Description
Souvent comparé aux imagiers médiévaux, dont il adopte la truculence, Gaston Le Bourgeois doit sans doute sa manière à sa formation. Originaire du Calvados, il suit son père, tailleur de pierre pour les monuments historiques, dans toute la France et ce dès son plus jeune âge. Il s’imprègne ainsi des fragments de sculptures ou d’éléments architecturaux à restaurer qu’il rencontre, en particulier ceux provenant d’églises médiévales. C’est ainsi qu’il prend goût au métier de sculpteur en apprenant son métier à la tâche comme un ouvrier.
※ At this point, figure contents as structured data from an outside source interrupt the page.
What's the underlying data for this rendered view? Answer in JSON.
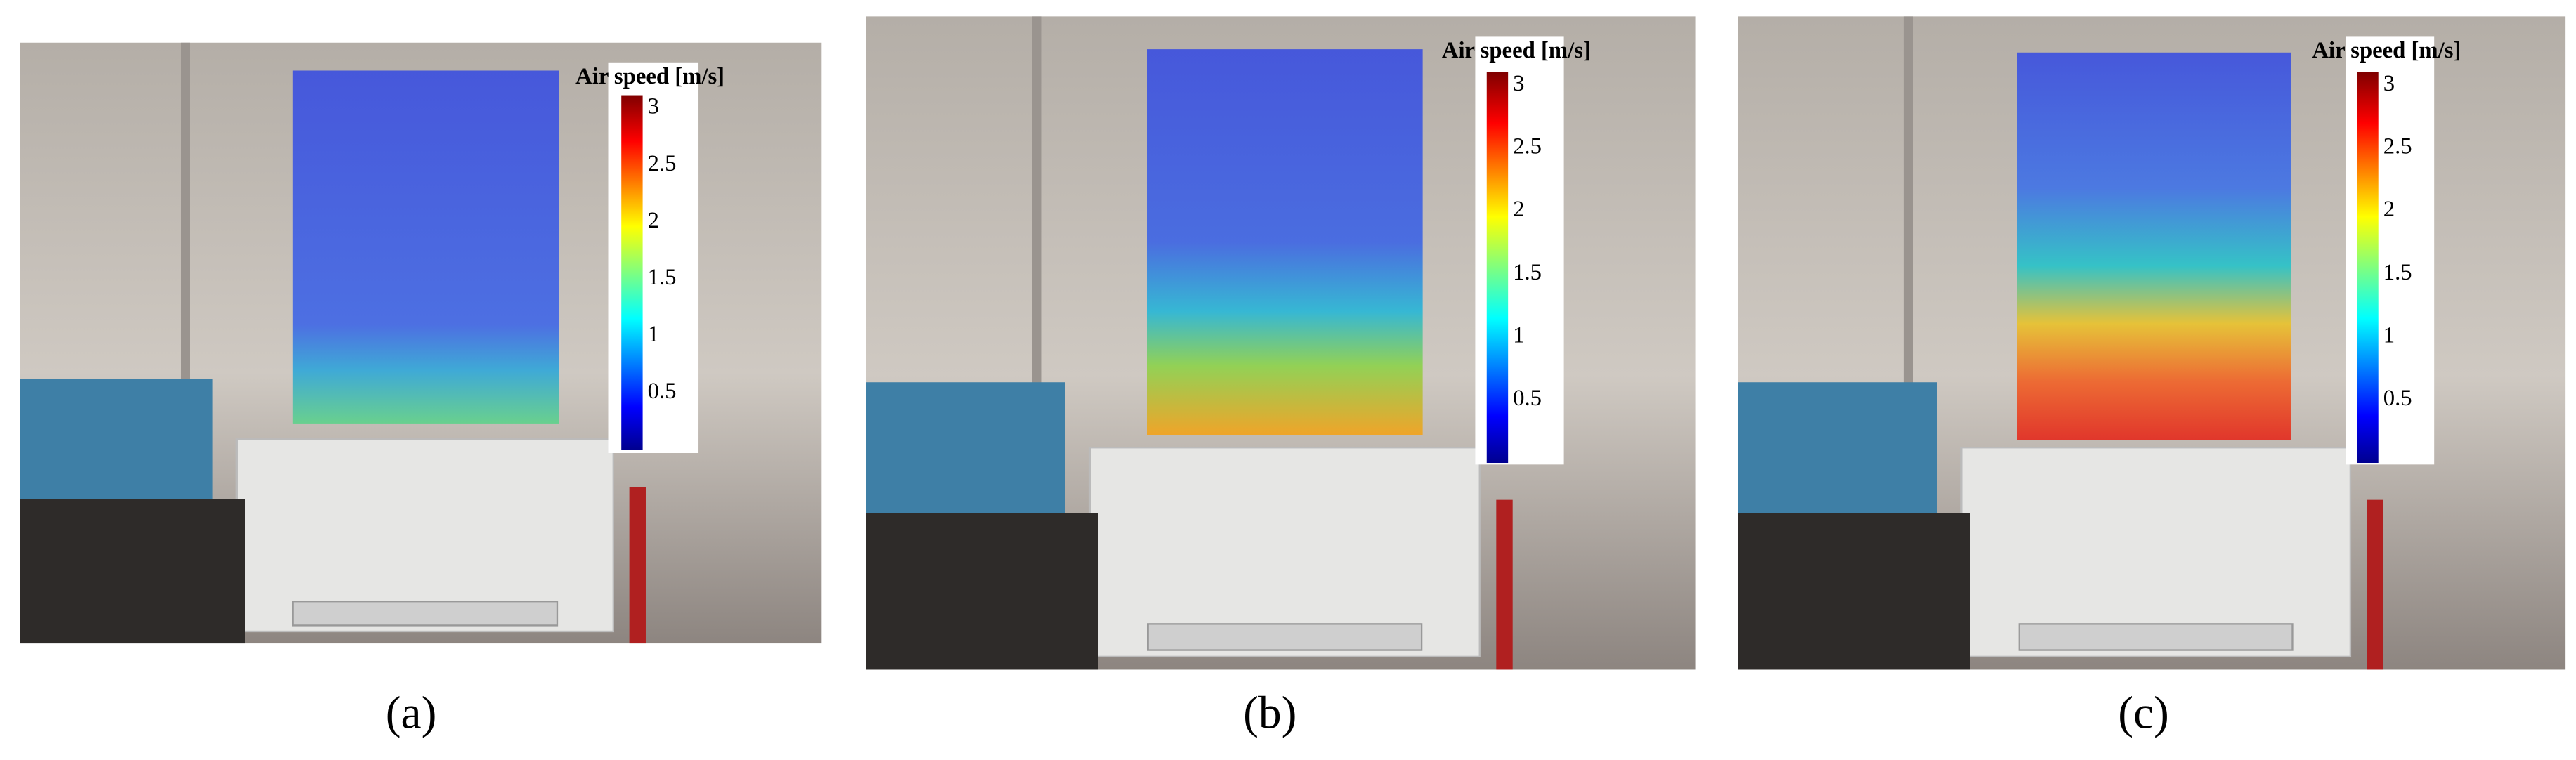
{
  "panels": [
    {
      "label": "(a)",
      "colorbar": {
        "title": "Air speed [m/s]",
        "ticks": [
          3,
          2.5,
          2,
          1.5,
          1,
          0.5
        ]
      }
    },
    {
      "label": "(b)",
      "colorbar": {
        "title": "Air speed [m/s]",
        "ticks": [
          3,
          2.5,
          2,
          1.5,
          1,
          0.5
        ]
      }
    },
    {
      "label": "(c)",
      "colorbar": {
        "title": "Air speed [m/s]",
        "ticks": [
          3,
          2.5,
          2,
          1.5,
          1,
          0.5
        ]
      }
    }
  ]
}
Il se spécialise dans la réalisation de sculptures en relief ou en ronde-bosse qui s’intègrent à la décoration extérieure ou intérieure comme des poteaux de parc ou d’escalier, des couronnements de piliers, des lambris, des panneaux de meuble, des pièces de faîtage, des chapiteaux… Il révèle ainsi sa parfaite compréhension de tous les supports architectoniques et fait preuve d’un véritable don pour plier de manière inventive le décor aux contraintes de la forme, tout comme les tailleurs de pierre de l’époque romane. Il propose de préférence des sujets animaliers qu’il traite de manière moderne, avec une grande sobriété et un sens aigu de la synthèse, en adaptant son travail à la place et à la destination de l’œuvre.
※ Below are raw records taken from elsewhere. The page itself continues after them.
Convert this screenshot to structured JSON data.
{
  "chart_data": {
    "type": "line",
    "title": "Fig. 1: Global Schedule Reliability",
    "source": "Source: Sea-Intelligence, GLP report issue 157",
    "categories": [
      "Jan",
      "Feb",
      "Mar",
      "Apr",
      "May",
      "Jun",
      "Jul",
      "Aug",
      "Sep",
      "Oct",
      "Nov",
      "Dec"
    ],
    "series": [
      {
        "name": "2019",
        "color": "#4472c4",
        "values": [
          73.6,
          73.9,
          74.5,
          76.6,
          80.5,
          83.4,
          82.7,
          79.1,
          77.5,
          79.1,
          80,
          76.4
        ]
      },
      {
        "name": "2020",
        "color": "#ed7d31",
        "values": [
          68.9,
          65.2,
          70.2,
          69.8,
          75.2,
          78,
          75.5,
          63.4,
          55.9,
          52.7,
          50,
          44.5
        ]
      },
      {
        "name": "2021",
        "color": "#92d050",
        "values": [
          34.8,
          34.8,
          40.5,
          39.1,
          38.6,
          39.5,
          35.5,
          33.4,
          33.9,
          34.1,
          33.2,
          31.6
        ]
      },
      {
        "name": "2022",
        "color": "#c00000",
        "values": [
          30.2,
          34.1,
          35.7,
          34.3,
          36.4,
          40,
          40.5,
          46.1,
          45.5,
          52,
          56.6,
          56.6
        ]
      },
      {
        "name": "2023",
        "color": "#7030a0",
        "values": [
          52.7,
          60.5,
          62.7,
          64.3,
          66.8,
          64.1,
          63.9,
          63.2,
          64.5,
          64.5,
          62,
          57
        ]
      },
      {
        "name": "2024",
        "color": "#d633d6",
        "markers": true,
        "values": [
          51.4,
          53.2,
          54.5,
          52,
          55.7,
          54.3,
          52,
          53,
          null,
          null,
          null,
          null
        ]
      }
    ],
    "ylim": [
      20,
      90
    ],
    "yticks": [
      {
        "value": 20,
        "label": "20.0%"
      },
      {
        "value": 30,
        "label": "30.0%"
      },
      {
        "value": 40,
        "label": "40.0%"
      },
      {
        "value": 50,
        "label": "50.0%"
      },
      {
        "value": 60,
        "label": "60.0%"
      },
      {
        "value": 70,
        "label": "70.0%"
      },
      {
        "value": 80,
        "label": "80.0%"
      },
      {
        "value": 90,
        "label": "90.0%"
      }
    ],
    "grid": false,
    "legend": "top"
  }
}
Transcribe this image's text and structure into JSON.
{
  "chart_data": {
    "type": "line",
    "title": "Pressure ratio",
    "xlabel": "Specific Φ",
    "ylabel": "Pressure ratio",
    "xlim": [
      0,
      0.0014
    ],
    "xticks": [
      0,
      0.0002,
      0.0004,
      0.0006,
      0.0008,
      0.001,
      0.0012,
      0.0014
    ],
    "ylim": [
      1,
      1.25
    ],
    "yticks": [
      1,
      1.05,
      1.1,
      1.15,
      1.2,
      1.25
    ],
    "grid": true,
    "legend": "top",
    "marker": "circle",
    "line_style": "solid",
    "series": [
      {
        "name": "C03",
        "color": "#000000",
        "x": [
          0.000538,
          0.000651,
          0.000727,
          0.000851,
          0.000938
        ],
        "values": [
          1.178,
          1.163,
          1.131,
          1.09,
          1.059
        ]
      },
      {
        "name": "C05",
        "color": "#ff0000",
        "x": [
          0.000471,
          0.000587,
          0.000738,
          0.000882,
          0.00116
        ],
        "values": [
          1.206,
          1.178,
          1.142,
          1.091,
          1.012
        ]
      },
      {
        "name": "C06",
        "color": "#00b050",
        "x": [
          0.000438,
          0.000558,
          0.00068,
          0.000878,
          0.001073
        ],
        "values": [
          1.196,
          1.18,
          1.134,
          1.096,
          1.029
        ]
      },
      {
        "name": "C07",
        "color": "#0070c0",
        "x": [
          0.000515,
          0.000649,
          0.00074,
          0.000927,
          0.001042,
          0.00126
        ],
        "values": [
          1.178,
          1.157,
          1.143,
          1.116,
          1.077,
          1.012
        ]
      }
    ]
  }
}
Notre Vautour à tête blanche en est une belle illustration. Réalisé pendant l’Exposition internationale des arts décoratifs et industriels modernes, il est conçu comme un élément décoratif architectural destiné à surmonter un poteau ou un pilier. Avec sa tête rentrée et renversée comme pour scruter le ciel, son corps ramassé, découpé en volumes nets animés d’incisions géométriques qui suggèrent le plumage et prolongé par un socle intégré, la sculpture allie parfaitement l’ornement à la fonction tout en s’inscrivant au cœur de l’esthétique art déco.
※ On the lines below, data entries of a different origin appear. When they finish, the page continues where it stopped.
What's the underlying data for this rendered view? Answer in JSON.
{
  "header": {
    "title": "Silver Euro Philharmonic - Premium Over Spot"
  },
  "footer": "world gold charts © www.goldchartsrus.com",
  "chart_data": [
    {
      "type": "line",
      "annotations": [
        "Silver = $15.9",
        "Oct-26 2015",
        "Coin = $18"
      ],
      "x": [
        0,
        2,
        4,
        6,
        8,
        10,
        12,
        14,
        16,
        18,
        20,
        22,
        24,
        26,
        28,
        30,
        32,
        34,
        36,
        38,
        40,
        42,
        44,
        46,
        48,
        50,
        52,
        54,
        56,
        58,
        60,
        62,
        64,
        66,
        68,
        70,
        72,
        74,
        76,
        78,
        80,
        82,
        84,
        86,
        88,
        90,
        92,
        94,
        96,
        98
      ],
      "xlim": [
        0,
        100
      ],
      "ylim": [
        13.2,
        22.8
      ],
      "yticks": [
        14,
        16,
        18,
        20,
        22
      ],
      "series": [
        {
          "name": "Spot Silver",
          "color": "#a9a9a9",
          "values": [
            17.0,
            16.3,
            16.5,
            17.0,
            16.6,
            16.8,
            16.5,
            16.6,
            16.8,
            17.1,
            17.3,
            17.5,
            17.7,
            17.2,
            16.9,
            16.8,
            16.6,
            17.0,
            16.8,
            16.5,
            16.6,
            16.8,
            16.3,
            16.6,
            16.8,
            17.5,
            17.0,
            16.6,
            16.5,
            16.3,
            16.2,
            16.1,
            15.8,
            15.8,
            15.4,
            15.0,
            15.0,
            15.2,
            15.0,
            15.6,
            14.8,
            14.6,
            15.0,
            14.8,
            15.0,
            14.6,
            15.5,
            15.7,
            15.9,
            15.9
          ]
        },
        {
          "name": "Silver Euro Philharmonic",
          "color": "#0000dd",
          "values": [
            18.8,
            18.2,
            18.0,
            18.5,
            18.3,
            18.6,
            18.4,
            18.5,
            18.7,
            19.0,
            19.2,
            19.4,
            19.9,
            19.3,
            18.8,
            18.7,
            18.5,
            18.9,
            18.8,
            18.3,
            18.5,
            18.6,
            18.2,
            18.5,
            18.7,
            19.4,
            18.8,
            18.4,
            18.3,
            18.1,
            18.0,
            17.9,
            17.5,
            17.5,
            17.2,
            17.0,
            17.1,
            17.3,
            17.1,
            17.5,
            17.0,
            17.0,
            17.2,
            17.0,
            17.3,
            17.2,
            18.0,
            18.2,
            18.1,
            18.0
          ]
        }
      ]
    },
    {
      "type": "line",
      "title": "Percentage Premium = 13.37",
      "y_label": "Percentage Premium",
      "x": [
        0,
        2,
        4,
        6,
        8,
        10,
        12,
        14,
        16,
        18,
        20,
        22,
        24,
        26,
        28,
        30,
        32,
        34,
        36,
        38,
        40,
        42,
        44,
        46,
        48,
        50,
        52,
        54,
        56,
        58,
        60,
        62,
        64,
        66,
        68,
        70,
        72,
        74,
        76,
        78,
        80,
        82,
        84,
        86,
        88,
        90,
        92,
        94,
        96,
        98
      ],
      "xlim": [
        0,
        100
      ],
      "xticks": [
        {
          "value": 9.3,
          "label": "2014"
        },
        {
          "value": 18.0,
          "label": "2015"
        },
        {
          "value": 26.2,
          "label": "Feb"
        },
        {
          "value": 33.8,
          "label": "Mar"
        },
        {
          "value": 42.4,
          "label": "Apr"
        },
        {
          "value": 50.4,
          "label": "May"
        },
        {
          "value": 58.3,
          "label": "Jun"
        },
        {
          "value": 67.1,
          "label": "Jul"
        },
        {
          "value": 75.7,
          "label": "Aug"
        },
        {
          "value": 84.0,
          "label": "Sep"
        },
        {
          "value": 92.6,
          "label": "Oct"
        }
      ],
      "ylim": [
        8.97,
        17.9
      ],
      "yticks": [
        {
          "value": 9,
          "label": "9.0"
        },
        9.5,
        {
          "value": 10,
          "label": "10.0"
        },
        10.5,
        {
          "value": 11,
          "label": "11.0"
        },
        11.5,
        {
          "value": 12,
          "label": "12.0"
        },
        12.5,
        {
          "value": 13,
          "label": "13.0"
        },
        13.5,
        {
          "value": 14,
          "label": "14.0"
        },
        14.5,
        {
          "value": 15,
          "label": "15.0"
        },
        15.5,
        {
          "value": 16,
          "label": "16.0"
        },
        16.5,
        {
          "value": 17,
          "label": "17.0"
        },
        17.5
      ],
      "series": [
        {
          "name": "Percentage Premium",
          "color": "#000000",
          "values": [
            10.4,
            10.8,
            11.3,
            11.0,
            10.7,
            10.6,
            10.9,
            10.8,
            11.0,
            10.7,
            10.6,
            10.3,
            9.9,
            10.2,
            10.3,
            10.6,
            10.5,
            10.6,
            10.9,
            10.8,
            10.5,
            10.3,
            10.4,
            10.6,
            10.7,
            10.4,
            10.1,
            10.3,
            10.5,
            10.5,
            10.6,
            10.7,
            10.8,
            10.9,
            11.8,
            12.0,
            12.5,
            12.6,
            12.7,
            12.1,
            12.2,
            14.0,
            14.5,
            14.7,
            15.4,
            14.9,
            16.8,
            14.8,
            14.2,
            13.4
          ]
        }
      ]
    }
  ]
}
Pour cette pièce unique Gaston Le Bourgeois utilise une très belle pierre calcaire choisie pour son grain, sa couleur, sa texture et sa dureté mi-ferme, provenant peut-être de la région de Grasse. Gaston Le Bourgeois en avait en effet apprécié la qualité lorsqu’il y avait réalisé le Monuments aux morts quelques années plus tôt.
La sculpture est dans un parfait état de conservation, ce qui indique qu’elle n’a pas été exposée à l’extérieur.